Элизабет промолчала. Она почти не помнила свою мать.
— Жаль, что Господь так рано призвал ее к себе, — вздохнула служанка. — Поднимите-ка руки, мадам.
Элизабет исполнила просьбу, и Анна, стащив с нее прогулочное платье, облачила ее в домашнее.
— А что касается рабов, мэм, — продолжила она, расправляя муслиновые оборки, — я вам так скажу: у нас на Севере бедняки живут не слишком-то лучше.
— Да ну? — Элизабет нахмурила брови. — Они хотя бы свободны, и никто не бьет их кнутом.
— Не бьет? — усмехнулась служанка. — А вы спросите у моего братца. Он работает на литейном заводе. И недели не проходит, чтобы мастер не навешал ему тумаков. Ну да, мутузят его кулаками, а не кнутом, но, думаете, ему от этого легче?
— По крайней мере, он может уйти с этого завода и поискать себе работу получше.

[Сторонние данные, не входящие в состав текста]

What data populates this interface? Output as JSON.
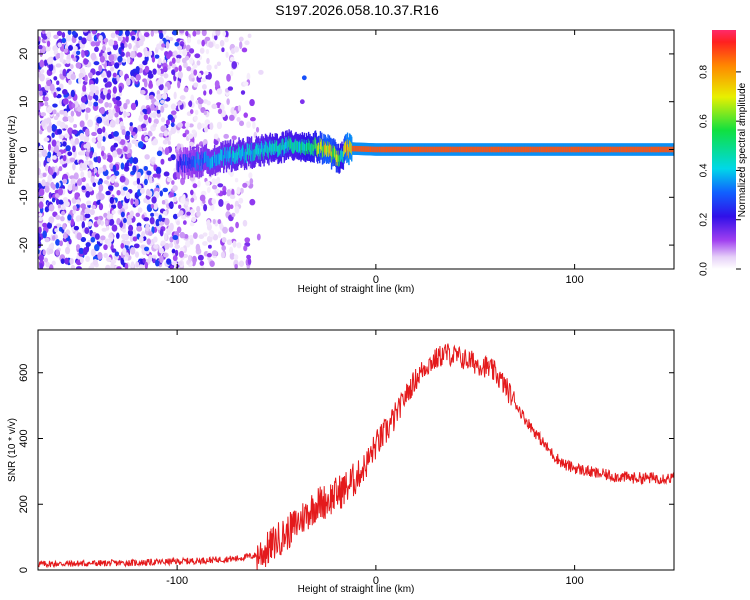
{
  "chart_data": [
    {
      "type": "heatmap",
      "title": "S197.2026.058.10.37.R16",
      "xlabel": "Height of straight line (km)",
      "ylabel": "Frequency (Hz)",
      "xlim": [
        -170,
        150
      ],
      "ylim": [
        -25,
        25
      ],
      "x_ticks": [
        -100,
        0,
        100
      ],
      "x_tick_labels": [
        "-100",
        "0",
        "100"
      ],
      "y_ticks": [
        -20,
        -10,
        0,
        10,
        20
      ],
      "y_tick_labels": [
        "-20",
        "-10",
        "0",
        "10",
        "20"
      ],
      "grid": false,
      "colorbar": {
        "label": "Normalized spectral amplitude",
        "range": [
          0,
          0.97
        ],
        "ticks": [
          0.0,
          0.2,
          0.4,
          0.6,
          0.8
        ],
        "tick_labels": [
          "0.0",
          "0.2",
          "0.4",
          "0.6",
          "0.8"
        ],
        "colormap": "rainbow (white, violet, blue, cyan, green, yellow, orange, red)"
      },
      "ridge_centerline": {
        "x": [
          -100,
          -90,
          -80,
          -70,
          -60,
          -50,
          -40,
          -35,
          -30,
          -25,
          -20,
          -17,
          -15,
          -12,
          0,
          50,
          100,
          150
        ],
        "frequency": [
          -3,
          -2.5,
          -2,
          -1,
          -0.5,
          0.3,
          1,
          0.5,
          0.5,
          0.2,
          -1.5,
          -1.8,
          0,
          0.2,
          0,
          0,
          0,
          0
        ],
        "amplitude": [
          0.25,
          0.35,
          0.4,
          0.45,
          0.45,
          0.5,
          0.5,
          0.55,
          0.6,
          0.8,
          0.7,
          0.5,
          0.85,
          0.9,
          0.9,
          0.9,
          0.9,
          0.9
        ]
      },
      "isolated_spots": [
        {
          "x": -36,
          "frequency": 15,
          "amplitude": 0.3
        },
        {
          "x": -37,
          "frequency": 10,
          "amplitude": 0.15
        }
      ],
      "noise_region": {
        "x_range": [
          -170,
          -65
        ],
        "frequency_range": [
          -25,
          25
        ],
        "amplitude_range": [
          0.03,
          0.3
        ]
      }
    },
    {
      "type": "line",
      "title": "",
      "xlabel": "Height of straight line (km)",
      "ylabel": "SNR (10 * v/v)",
      "xlim": [
        -170,
        150
      ],
      "ylim": [
        0,
        730
      ],
      "x_ticks": [
        -100,
        0,
        100
      ],
      "x_tick_labels": [
        "-100",
        "0",
        "100"
      ],
      "y_ticks": [
        0,
        200,
        400,
        600
      ],
      "y_tick_labels": [
        "0",
        "200",
        "400",
        "600"
      ],
      "grid": false,
      "series": [
        {
          "color": "#e41a1c",
          "x": [
            -170,
            -120,
            -90,
            -70,
            -60,
            -55,
            -50,
            -45,
            -40,
            -35,
            -30,
            -25,
            -20,
            -15,
            -10,
            -5,
            0,
            5,
            10,
            15,
            20,
            25,
            30,
            35,
            40,
            45,
            50,
            55,
            60,
            65,
            70,
            75,
            80,
            85,
            90,
            95,
            100,
            110,
            120,
            130,
            140,
            150
          ],
          "y": [
            18,
            22,
            28,
            35,
            45,
            60,
            90,
            110,
            140,
            170,
            200,
            210,
            230,
            250,
            280,
            320,
            380,
            420,
            470,
            530,
            580,
            620,
            640,
            660,
            650,
            640,
            630,
            620,
            600,
            560,
            510,
            460,
            420,
            380,
            345,
            320,
            310,
            295,
            285,
            280,
            280,
            280
          ]
        }
      ]
    }
  ]
}
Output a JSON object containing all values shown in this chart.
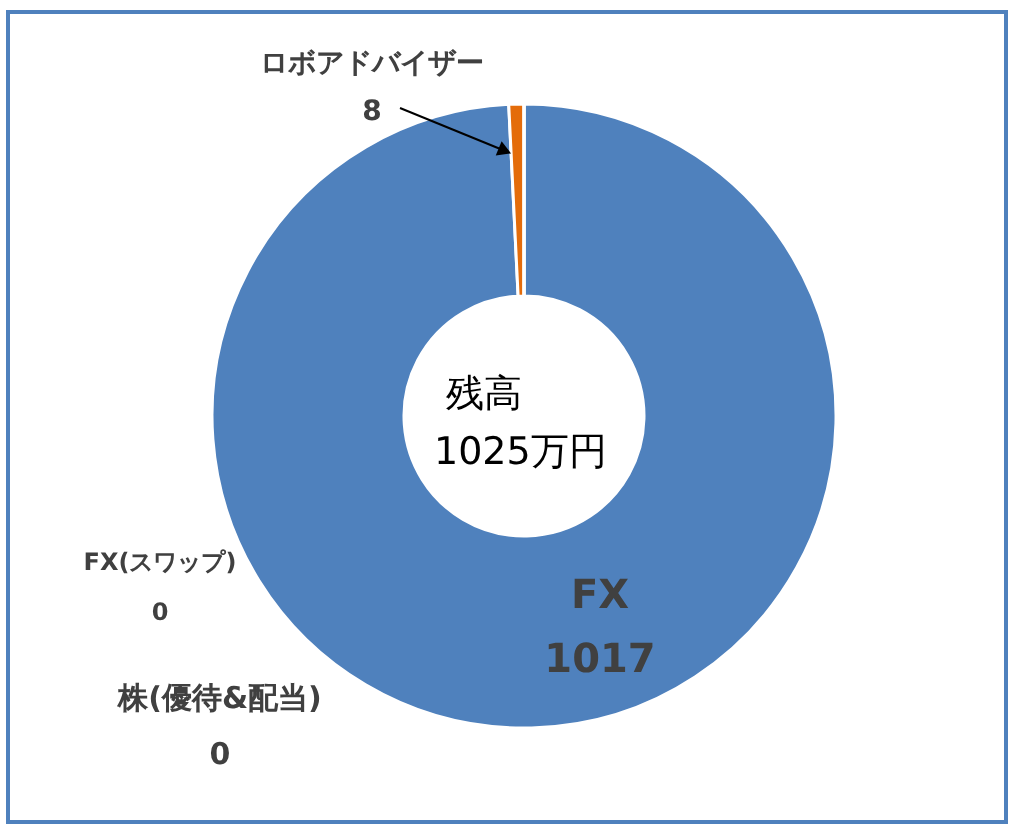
{
  "chart_data": {
    "type": "donut",
    "categories": [
      "FX",
      "ロボアドバイザー",
      "FX(スワップ)",
      "株(優待&配当)"
    ],
    "values": [
      1017,
      8,
      0,
      0
    ],
    "colors": [
      "#4f81bd",
      "#e46c0a",
      null,
      null
    ],
    "value_labels": [
      "1017",
      "8",
      "0",
      "0"
    ],
    "annotations": [
      "残高",
      "1025万円"
    ]
  }
}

— Ну вы и скажете, мадам, — хмыкнула Анна. — Куда ж он пойдет-то? Таких как он за забором пруд пруди. Пока он будет новую работу искать, его жена и дети с голоду перемрут. Вот ваш супруг — целых три дня дал той женщине отлежаться. А на заводе разговор короткий: захворал — пошел вон!
Элизабет лишь вздохнула. Хорошо, что она родилась в богатой семье, и ей не приходится в поте лица зарабатывать себе на хлеб. Она не могла представить себя в роли прислуги или, не приведи Господь, рабыни. Ей стало стыдно за свое нытье. Бог милостив к ней, поэтому не стоит гневить его своими жалобами.

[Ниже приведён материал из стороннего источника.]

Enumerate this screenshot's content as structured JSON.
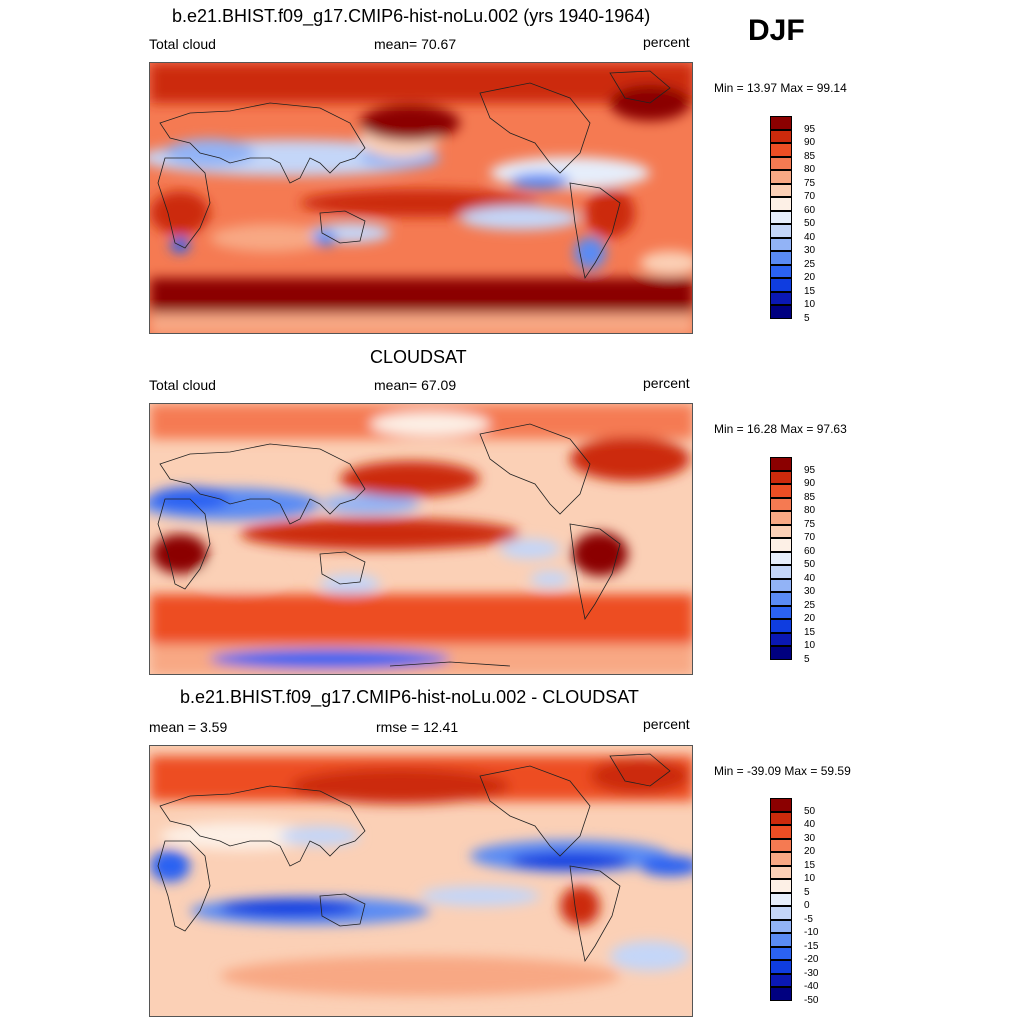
{
  "season_label": "DJF",
  "panels": [
    {
      "title": "b.e21.BHIST.f09_g17.CMIP6-hist-noLu.002 (yrs 1940-1964)",
      "left_label": "Total cloud",
      "center_label": "mean=  70.67",
      "right_label": "percent",
      "minmax": "Min =  13.97 Max =  99.14",
      "colorbar_labels": [
        "95",
        "90",
        "85",
        "80",
        "75",
        "70",
        "60",
        "50",
        "40",
        "30",
        "25",
        "20",
        "15",
        "10",
        "5"
      ]
    },
    {
      "title": "CLOUDSAT",
      "left_label": "Total cloud",
      "center_label": "mean=  67.09",
      "right_label": "percent",
      "minmax": "Min =  16.28 Max =  97.63",
      "colorbar_labels": [
        "95",
        "90",
        "85",
        "80",
        "75",
        "70",
        "60",
        "50",
        "40",
        "30",
        "25",
        "20",
        "15",
        "10",
        "5"
      ]
    },
    {
      "title": "b.e21.BHIST.f09_g17.CMIP6-hist-noLu.002 - CLOUDSAT",
      "left_label": "mean =   3.59",
      "center_label": "rmse =  12.41",
      "right_label": "percent",
      "minmax": "Min = -39.09 Max =  59.59",
      "colorbar_labels": [
        "50",
        "40",
        "30",
        "20",
        "15",
        "10",
        "5",
        "0",
        "-5",
        "-10",
        "-15",
        "-20",
        "-30",
        "-40",
        "-50"
      ]
    }
  ],
  "colorbar_colors": [
    "#000080",
    "#0a18b4",
    "#0f3de0",
    "#2b62f2",
    "#5a8bf4",
    "#92b3f6",
    "#c4d6f8",
    "#e6eefb",
    "#fdf0e6",
    "#fbd0b6",
    "#f8a884",
    "#f57a52",
    "#ed4e24",
    "#cc2a0c",
    "#8b0000"
  ]
}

Обед прошел спокойно. Муж и свекровь перемывали косточки каким-то знакомым, а Элизабет полностью сосредоточилась на еде. Она была столь голодна, что, покончив со сладким картофелем и отбивными, едва удержалась, чтобы не облизать тарелку. Лишь умяв огромный кусок орехового пирога, она удовлетворенно откинулась на спинку стула.

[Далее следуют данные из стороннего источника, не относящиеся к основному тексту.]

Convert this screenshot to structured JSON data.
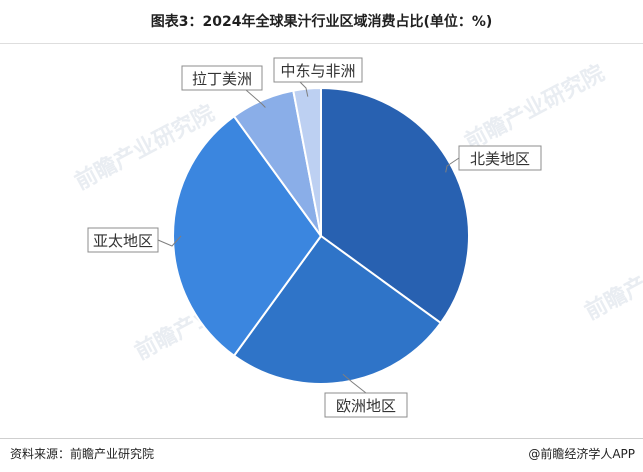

После трапезы семейство расположилось на террасе в креслах-качалках. Майк усердно размахивал опахалом. Девочка-негритянка подала свекрови корзину для рукоделия, и миссис Фаулер принялась вышивать. Джеймс закурил сигару и развернул газету. Элизабет открыла книгу.
Новый роман «Грозовой перевал» захватил ее с головой. История Изабеллы даже напомнила ей свою собственную. Безрассудная любовь ослепила несчастную девицу. Она сбежала с предметом своих воздыханий, но вскоре обнаружила, что связала жизнь с негодяем.
«Какие же все-таки мы, женщины, дуры! Покупаемся на романтические бредни и оказываемся замужем за мерзавцами. — Элизабет украдкой взглянула на Джеймса. — Вот так мечтаешь о мистере Рочестере, а попадется какой-нибудь Хитклифф, и мучайся с ним потом всю жизнь».
В ее размышления ворвался голос супруга:
— Наконец-то чертов Тейлор отбросил копыта, — с удовлетворением заметил он.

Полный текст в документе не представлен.